We are a nosey lot here at the Guild of Jewellery Designers, Andrew, so we’re delighted you’ve allowed us to turn our spotlight on you! We’ll try to make the process as painless as possible…
How did you get started in jewellery designing and making?
It all started a long, long time ago. I think they call it the Jurassic period. Art was always my preferred subject and when i was allowed near hammers, anvils and fire I started getting into forging metal. This soon turned into studying jewellery techniques and I was particularly fascinated with stone setting – hence my passion for creating engagement rings today.
Was there a particular piece that made you think “yes, I can do this”?
No, but i remember being told to purchase the jewellery bible by Oppi Untracht. The images in this book really inspired me dig deep and immerse myself in the craft.
That's such a heavy book (literally) isn't it! Have you had any formal jewellery training?
Three Dimensional Design degree, some shorter courses, a few short lived apprenticeships and on an informal note, years on the bench.
Where else you get your knowledge from?
Speaking to experts in the industry such as my chief goldsmith and stone setter. My team have an incredible and rare wealth of experience which is one of the reasons why my work is selling well.
Where do you work?
I work in Leeds, West Yorkshire.
Are there any artists or jewellery designers you admire? What for?
Heinrich and Denzel - a German outfit with extreme precision and pieces with incredible balance, grace and innovation.
Wow, I just took a look at their site - what amazing work. And I could listen to the site soundtrack all day!
Is there somewhere or something specific that gives you inspiration?
Not sure about this one – but I know that the more relaxed and calm I am then the more inspired I am. I do tend to design rings like an engineering brief – as in here is a stone, here is a finger and here is some metal – and abracadabrah!
You'd be surprised (maybe) how many male jewellers say that. Do you think you have a a 'signature' style and, if you do, how would you describe it?
My style seems to be always evolving and fluid. Initially my designs were very angular but this has softened somewhat in my old age. Obviously getting in touch with my feminine side. Saying that, I have a design coming out shortly which is very angular again so there is no set pattern. Fluidity seems to be a key feature of late where I strive to develop a seamless flow within the pieces but with twists and splits along the way.
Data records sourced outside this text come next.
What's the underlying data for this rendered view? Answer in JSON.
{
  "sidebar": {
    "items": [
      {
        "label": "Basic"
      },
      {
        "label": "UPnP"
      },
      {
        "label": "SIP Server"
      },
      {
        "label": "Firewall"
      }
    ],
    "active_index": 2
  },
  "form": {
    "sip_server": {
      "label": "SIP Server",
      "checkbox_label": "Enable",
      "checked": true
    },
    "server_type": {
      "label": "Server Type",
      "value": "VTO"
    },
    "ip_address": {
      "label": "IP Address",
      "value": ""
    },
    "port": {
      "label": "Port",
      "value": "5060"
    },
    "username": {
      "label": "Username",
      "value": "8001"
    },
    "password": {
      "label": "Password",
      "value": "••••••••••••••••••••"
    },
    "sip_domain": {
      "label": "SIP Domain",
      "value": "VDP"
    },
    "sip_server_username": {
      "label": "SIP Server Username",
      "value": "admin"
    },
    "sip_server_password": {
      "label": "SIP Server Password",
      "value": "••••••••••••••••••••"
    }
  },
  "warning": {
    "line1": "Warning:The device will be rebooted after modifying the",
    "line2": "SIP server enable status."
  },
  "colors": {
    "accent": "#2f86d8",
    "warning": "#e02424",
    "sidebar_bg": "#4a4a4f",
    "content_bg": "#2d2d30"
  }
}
What skill or technique would you like to learn?
I would like to further improve my CAD ability – it appears that this, like most subjects, is a never ending school of learning. Thank Buddha it is Fun!
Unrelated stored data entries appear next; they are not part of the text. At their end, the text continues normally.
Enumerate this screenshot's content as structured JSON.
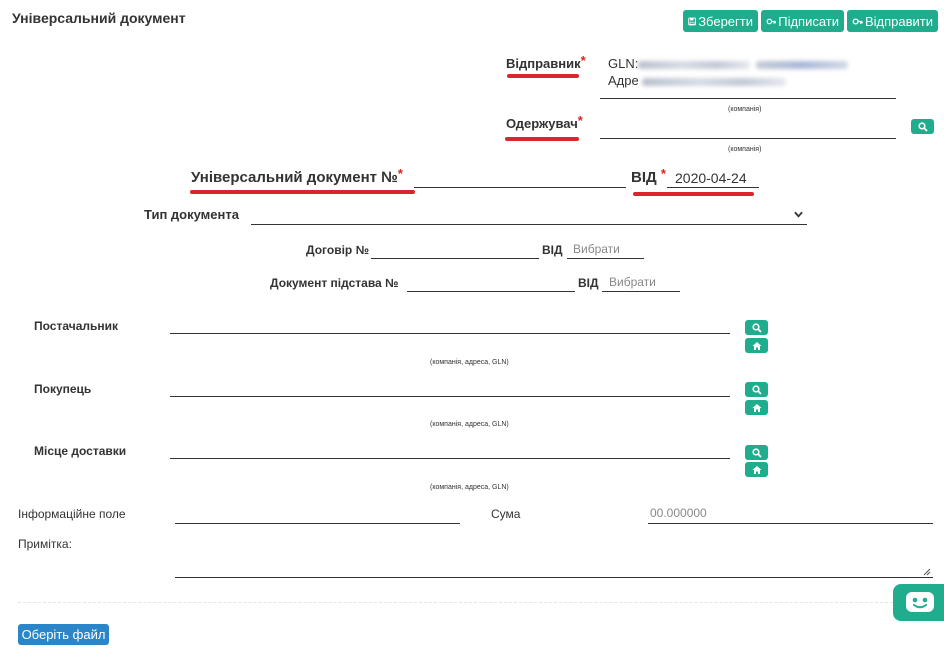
{
  "header": {
    "title": "Універсальний документ",
    "save_label": "Зберегти",
    "sign_label": "Підписати",
    "send_label": "Відправити"
  },
  "sender": {
    "label": "Відправник",
    "gln_prefix": "GLN:",
    "address_prefix": "Адре",
    "caption": "(компанія)"
  },
  "receiver": {
    "label": "Одержувач",
    "caption": "(компанія)"
  },
  "document": {
    "number_label": "Універсальний документ №",
    "date_label": "ВІД",
    "date_value": "2020-04-24",
    "type_label": "Тип документа",
    "contract_label": "Договір №",
    "contract_date_label": "ВІД",
    "contract_date_placeholder": "Вибрати",
    "basis_label": "Документ підстава №",
    "basis_date_label": "ВІД",
    "basis_date_placeholder": "Вибрати"
  },
  "parties": [
    {
      "label": "Постачальник",
      "caption": "(компанія, адреса, GLN)"
    },
    {
      "label": "Покупець",
      "caption": "(компанія, адреса, GLN)"
    },
    {
      "label": "Місце доставки",
      "caption": "(компанія, адреса, GLN)"
    }
  ],
  "footer": {
    "info_label": "Інформаційне поле",
    "sum_label": "Сума",
    "sum_placeholder": "00.000000",
    "note_label": "Примітка:",
    "upload_label": "Оберіть файл"
  },
  "colors": {
    "accent": "#1fad8e",
    "upload": "#2a86c8",
    "required": "#e02020",
    "highlight": "#d9262c"
  },
  "icons": {
    "save": "floppy-icon",
    "sign": "key-icon",
    "send": "key-icon",
    "search": "search-icon",
    "home": "home-icon",
    "chat": "chat-bot-icon"
  }
}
Which piece are you most proud of - can you tell us the story behind it?
The piece I am most proud of is actually a range called the Reveal. This was developed a year or two ago and has gone bananas for me. It is the closest thing I have designed to the ‘perfect’ engagement ring if there was such as thing. This range epitomises fluidity and has a good measure of intrigue, state of the art jewellery techniques and exquisite grace - but I suppose I would say that wouldn’t I.
Do you have any pets?
I have just recently bought an Hungarian Vizsla puppy called Wilbur. The most fitting way I could describe him is that he is Ace! He has a penchant for eating the skirting board at work but apart from that he is brilliant fun. He decided to chew my accountant recently but some may say that’s a good thing. I would obviously disagree with that statement.
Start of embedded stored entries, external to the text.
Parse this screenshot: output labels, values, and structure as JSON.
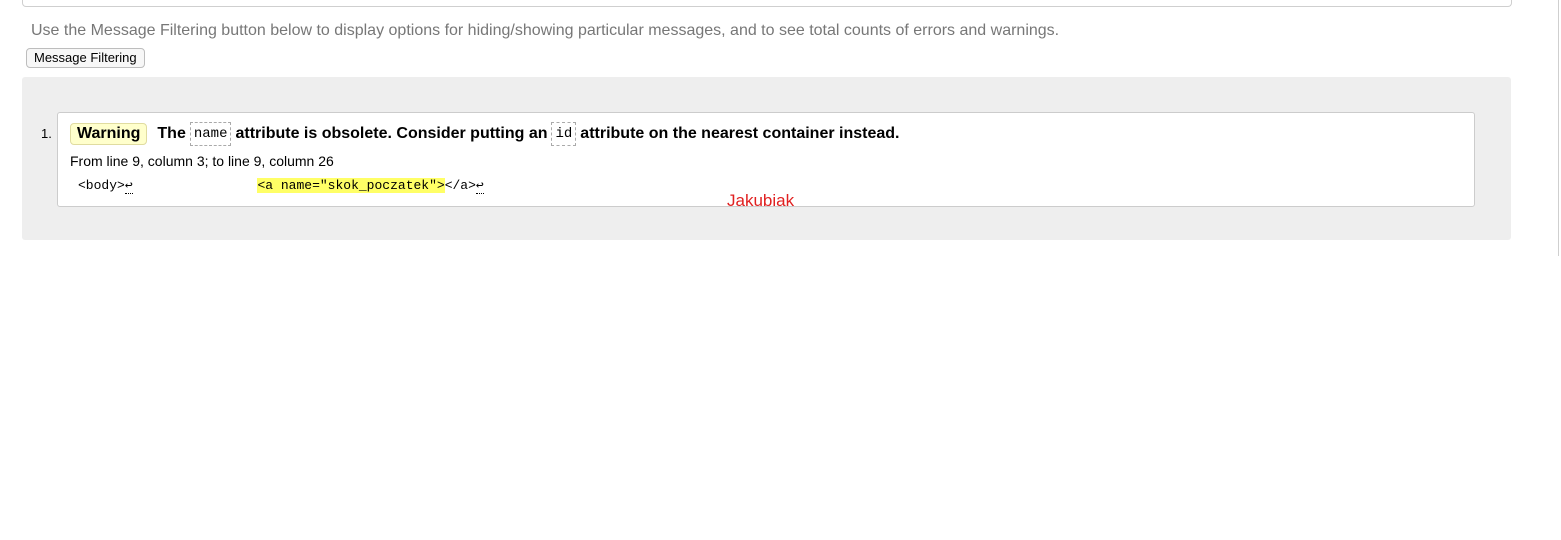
{
  "instructions": "Use the Message Filtering button below to display options for hiding/showing particular messages, and to see total counts of errors and warnings.",
  "filter_button_label": "Message Filtering",
  "messages": [
    {
      "number": "1.",
      "type_label": "Warning",
      "text_parts": {
        "part1": "The",
        "code1": "name",
        "part2": "attribute is obsolete. Consider putting an",
        "code2": "id",
        "part3": "attribute on the nearest container instead."
      },
      "location": "From line 9, column 3; to line 9, column 26",
      "extract": {
        "before": "<body>",
        "gap": "                ",
        "highlight": "<a name=\"skok_poczatek\">",
        "after": "</a>",
        "line_break_glyph": "↩"
      }
    }
  ],
  "watermark": "Jakubiak"
}
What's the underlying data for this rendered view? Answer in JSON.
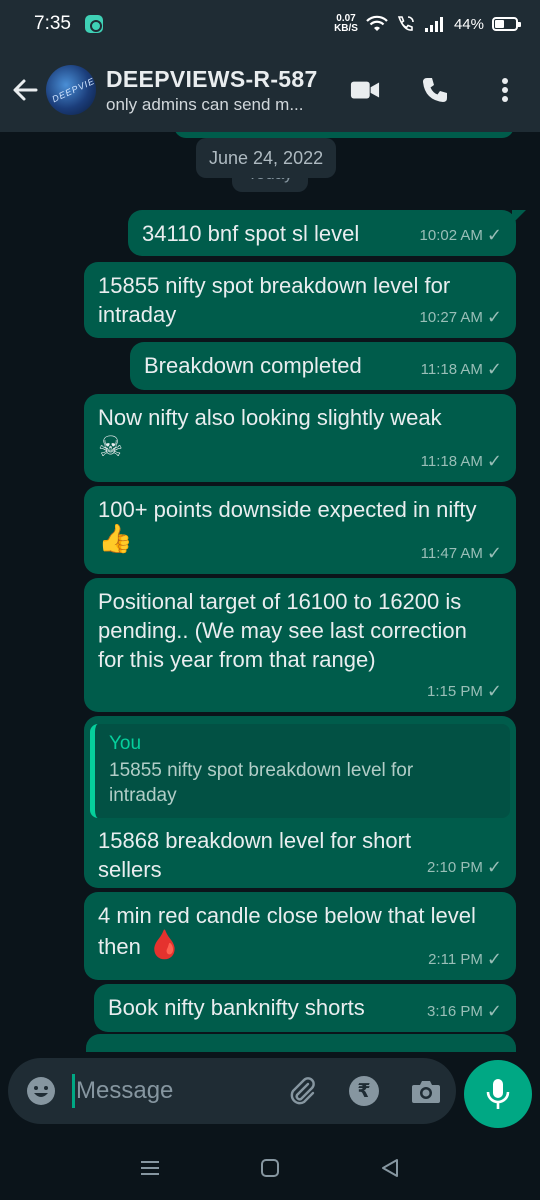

Of course you would - the man has your money at his fingertips! Apart from your obvious sense of humour, which of your personality traits comes through in your work, do you think?
Control freak and perfectionist.
What are you currently working on?
In a sentence – Space Rock, Pure Gold (nearly), something for Wilbur and Twitter!
Where do you see yourself/your work in 1/5/10 years?
Ask me then.
Where can we see more of your work?
If there was one tip you could give to aspiring jewellery designers/makers, what would that be?
Establish your strengths and develop them. If you are a great designer but maybe not so hot on making, then use the talents of good goldsmiths and setters. Oh, and don’t cut corners – three words; quality, quality, quality.